Cybersecurity AI requires effective algorithms, models and platforms for the rapid detection of threats. Human intervention is needed to validate machine learning models and understand changes in AI. Methods for testing the quality of algorithms include dark launches, which test models against the same dataset, or A/B testing. A technique called backtesting can validate a model against historical datasets to determine the accuracy of the AI’s ability to detect a known outcome.
In addition, before an AI solution is launched, it’s wise to test the solution against a golden dataset that contains representations of normal events and sophisticated anomalies to validate the accuracy of the model before it’s brought into production.
3. Human Expertise
AI is not intended to replace or automate human intelligence. In the cognitive SOC, humans and AI work side by side to identify real-time threats. Cybersecurity AI specialists and data scientists are critically needed to ensure the safe and effective use of machine learning in the enterprise.
It’s risky to wait until adversarial machine learning reaches maturity to bolster your internal AI talent.
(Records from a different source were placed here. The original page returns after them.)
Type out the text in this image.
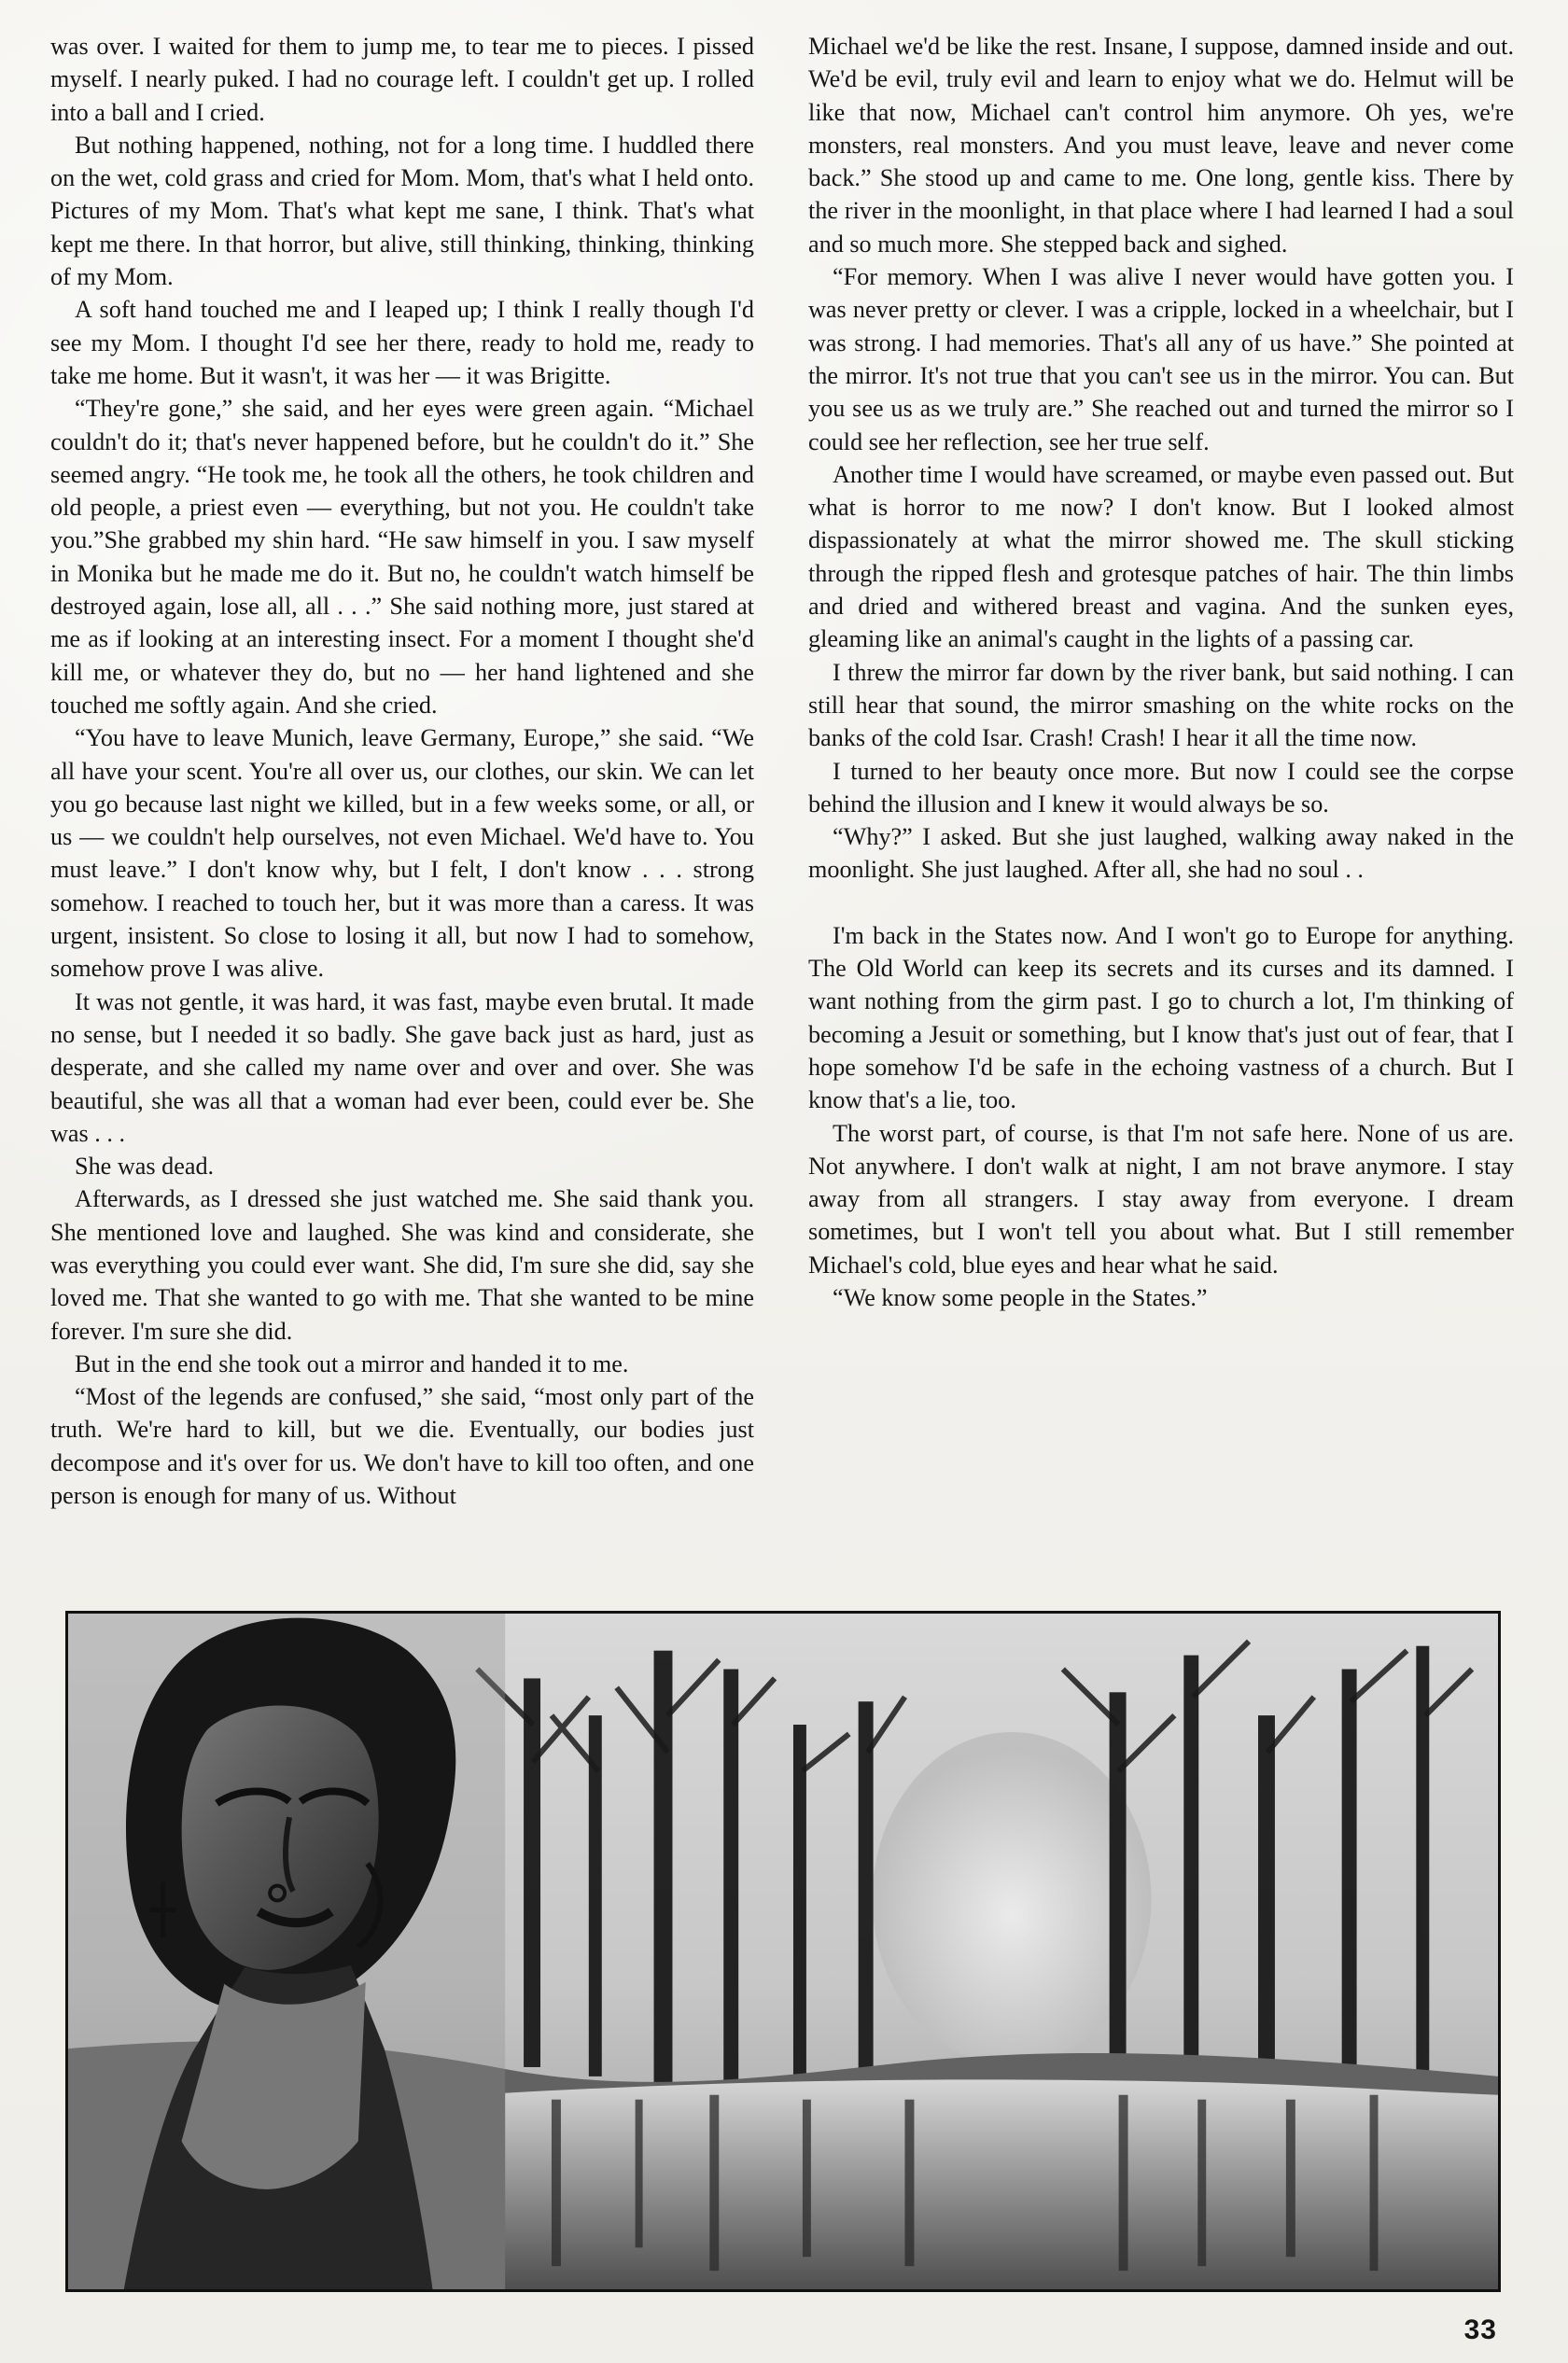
was over. I waited for them to jump me, to tear me to pieces. I pissed myself. I nearly puked. I had no courage left. I couldn't get up. I rolled into a ball and I cried.

But nothing happened, nothing, not for a long time. I huddled there on the wet, cold grass and cried for Mom. Mom, that's what I held onto. Pictures of my Mom. That's what kept me sane, I think. That's what kept me there. In that horror, but alive, still thinking, thinking, thinking of my Mom.

A soft hand touched me and I leaped up; I think I really though I'd see my Mom. I thought I'd see her there, ready to hold me, ready to take me home. But it wasn't, it was her — it was Brigitte.

“They're gone,” she said, and her eyes were green again. “Michael couldn't do it; that's never happened before, but he couldn't do it.” She seemed angry. “He took me, he took all the others, he took children and old people, a priest even — everything, but not you. He couldn't take you.”She grabbed my shin hard. “He saw himself in you. I saw myself in Monika but he made me do it. But no, he couldn't watch himself be destroyed again, lose all, all . . .” She said nothing more, just stared at me as if looking at an interesting insect. For a moment I thought she'd kill me, or whatever they do, but no — her hand lightened and she touched me softly again. And she cried.

“You have to leave Munich, leave Germany, Europe,” she said. “We all have your scent. You're all over us, our clothes, our skin. We can let you go because last night we killed, but in a few weeks some, or all, or us — we couldn't help ourselves, not even Michael. We'd have to. You must leave.” I don't know why, but I felt, I don't know . . . strong somehow. I reached to touch her, but it was more than a caress. It was urgent, insistent. So close to losing it all, but now I had to somehow, somehow prove I was alive.

It was not gentle, it was hard, it was fast, maybe even brutal. It made no sense, but I needed it so badly. She gave back just as hard, just as desperate, and she called my name over and over and over. She was beautiful, she was all that a woman had ever been, could ever be. She was . . .

She was dead.

Afterwards, as I dressed she just watched me. She said thank you. She mentioned love and laughed. She was kind and considerate, she was everything you could ever want. She did, I'm sure she did, say she loved me. That she wanted to go with me. That she wanted to be mine forever. I'm sure she did.

But in the end she took out a mirror and handed it to me.

“Most of the legends are confused,” she said, “most only part of the truth. We're hard to kill, but we die. Eventually, our bodies just decompose and it's over for us. We don't have to kill too often, and one person is enough for many of us. Without

Michael we'd be like the rest. Insane, I suppose, damned inside and out. We'd be evil, truly evil and learn to enjoy what we do. Helmut will be like that now, Michael can't control him anymore. Oh yes, we're monsters, real monsters. And you must leave, leave and never come back.” She stood up and came to me. One long, gentle kiss. There by the river in the moonlight, in that place where I had learned I had a soul and so much more. She stepped back and sighed.

“For memory. When I was alive I never would have gotten you. I was never pretty or clever. I was a cripple, locked in a wheelchair, but I was strong. I had memories. That's all any of us have.” She pointed at the mirror. It's not true that you can't see us in the mirror. You can. But you see us as we truly are.” She reached out and turned the mirror so I could see her reflection, see her true self.

Another time I would have screamed, or maybe even passed out. But what is horror to me now? I don't know. But I looked almost dispassionately at what the mirror showed me. The skull sticking through the ripped flesh and grotesque patches of hair. The thin limbs and dried and withered breast and vagina. And the sunken eyes, gleaming like an animal's caught in the lights of a passing car.

I threw the mirror far down by the river bank, but said nothing. I can still hear that sound, the mirror smashing on the white rocks on the banks of the cold Isar. Crash! Crash! I hear it all the time now.

I turned to her beauty once more. But now I could see the corpse behind the illusion and I knew it would always be so.

“Why?” I asked. But she just laughed, walking away naked in the moonlight. She just laughed. After all, she had no soul . .

I'm back in the States now. And I won't go to Europe for anything. The Old World can keep its secrets and its curses and its damned. I want nothing from the girm past. I go to church a lot, I'm thinking of becoming a Jesuit or something, but I know that's just out of fear, that I hope somehow I'd be safe in the echoing vastness of a church. But I know that's a lie, too.

The worst part, of course, is that I'm not safe here. None of us are. Not anywhere. I don't walk at night, I am not brave anymore. I stay away from all strangers. I stay away from everyone. I dream sometimes, but I won't tell you about what. But I still remember Michael's cold, blue eyes and hear what he said.

“We know some people in the States.”

33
There’s a critical shortage of qualified experts, and the void may be even deeper than the general cybersecurity talent gap. According to Security Now, global estimates of the number of AI experts range from just 22,000 to 300,000. As a result, many organizations are beginning to hire physicists, astronomers and people in other disciplines with a focus on mathematics, hoping those abilities will translate to AI roles. In addition to nontraditional talent pipelines, third-party expertise could be key to mitigating the risks of AI adoption.
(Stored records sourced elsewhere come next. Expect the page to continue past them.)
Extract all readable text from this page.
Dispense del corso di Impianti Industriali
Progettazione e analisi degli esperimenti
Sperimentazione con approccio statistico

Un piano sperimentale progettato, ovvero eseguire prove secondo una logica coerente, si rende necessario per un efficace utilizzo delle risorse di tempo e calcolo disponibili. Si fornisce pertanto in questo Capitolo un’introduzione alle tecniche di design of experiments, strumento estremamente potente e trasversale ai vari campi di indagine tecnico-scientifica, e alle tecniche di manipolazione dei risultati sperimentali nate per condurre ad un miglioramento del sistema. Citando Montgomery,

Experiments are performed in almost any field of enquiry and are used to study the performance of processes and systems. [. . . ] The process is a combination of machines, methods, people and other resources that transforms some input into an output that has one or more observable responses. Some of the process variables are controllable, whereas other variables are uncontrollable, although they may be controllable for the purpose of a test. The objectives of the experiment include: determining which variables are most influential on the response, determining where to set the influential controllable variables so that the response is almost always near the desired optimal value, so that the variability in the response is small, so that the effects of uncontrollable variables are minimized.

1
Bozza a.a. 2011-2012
What’s Next for AI and Cybersecurity?
Blockchain dominated the discussion in 2018 and security AI is the most-hyped technology for 2019. When any emergent technology is surrounded in buzz, it’s wise for security leaders to look past claims that a solution is a silver bullet. AI for security hasn’t reached full maturity, but it’s closing in and approaching prime time at many organizations. When machine learning and cognitive intelligence are safely deployed to enhance human expertise, organizations can achieve automation, efficiency and the potential to detect sophisticated threats such as adversarial AI.
A war between offensive and defensive AI is likely inevitable, but organizations shouldn’t wait until adversarial machine learning reaches maturity to address these risks. Using techniques to protect your models and algorithms against future AI threats can improve the value of machine learning models in the present. It’s time for organizations to build a cognitive SOC with the strength to defend against intelligent threats by partnering with AI expertise, strengthening data inputs, and creating processes to test and validate machine learning models.
- Build a golden dataset that your classifier must accurately predict in order to be launched into production. This dataset ideally contains a set of curated attacks and normal content that are representative of your system. This process will ensure that you can detect when a weaponization attack was able to generate a significant regression in your model before it negatively impacted your users.